Als es nun zum letzten Mal für diesen Tag klingelte, sprangen alle Kinder auf und räumten schnell ihre Schulsachen zusammen. Für jeden einzelnen war dies ein ganz besonderer Tag. Sie gingen nun zur Schule; mit anderen Worten, sie gehörten nun zu den Großen. Voller Stolz verließ Sean mit seinem neuen Freund Andreas das Schulgebäude. Sie stolzierten bis zur Hauptstraße, wo sich ihre Wege trennten. Schon von weitem sah Sean seine Mutter am Auto stehen und auf ihn warten. Er rannte die letzten Meter und kam völlig außer Atem bei ihr an. "Na Großer, wie war dein Tag?", wollte Kathy wissen und umarmte ihn. Stolz präsentierte Sean seine Aufgaben und erzählte von seiner Lehrerin, von Andreas und den anderen Kindern.
"Sean, ich hab’ noch eine Überraschung für dich!". Erstaunt sah der Junge seine Mutter an und seine Augen begannen zu leuchten: ""Hast du mir etwa doch die neue Herkulesfigur gekauft?". "Nein, was willst du denn mit so was!", gab sie zurück, bereute aber schon, dass ihr Ton wohl etwas zu streng herüberkam. Sean blickte enttäuscht zu Boden und schmollte vor sich hin. "Nun sei nicht gleich beleidigt. Es ist was viel besseres!", versuchte sie ihn aufzumuntern. "Du musst nur mal ins Auto schauen!". Eigentlich hatte er ja nicht gucken wollen, aber seine Neugier siegte schließlich doch über die Wut auf seine Mama, so dass er die Tür öffnete.

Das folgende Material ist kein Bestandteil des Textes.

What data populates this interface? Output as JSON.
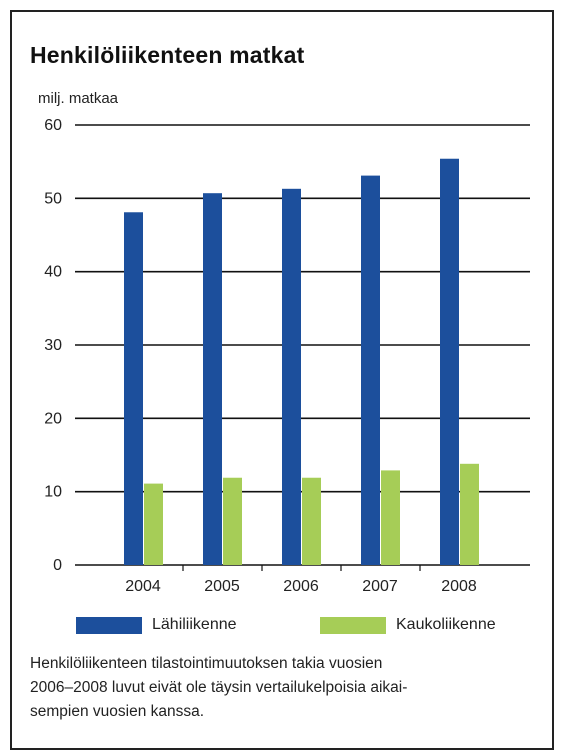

Da guckten ihn zwei kleine, schwarze Knopfaugen erwartungsvoll an. "Ein Hund, ein Hund!", schrie Sean begeistert, so dass der Welpe erschrocken zusammenzuckte. "Hey Sean, jetzt hast du ihn erschreckt. Hör’ auf zu schreien! Du musst leise sein, sonst bekommt er doch Angst. Er ist noch klein, vergiss’ das nicht. Er gehört dir. Du bist jetzt ein großer Junge und du musst auf ihn aufpassen und dich um ihn kümmern. Machst du das?". Sean nickte eifrig. Er hatte sich schon immer einen Hund gewünscht, mit dem er durch den Schlossgarten toben konnte.
Die Schule hatte also doch seine guten Seiten, stellte Sean für sich fest. Man gehörte endlich zu den Großen. Freudestrahlend schloss er seinen kleinen, neuen Freund in die Arme und beschloss, immer gut für ihn zu sorgen.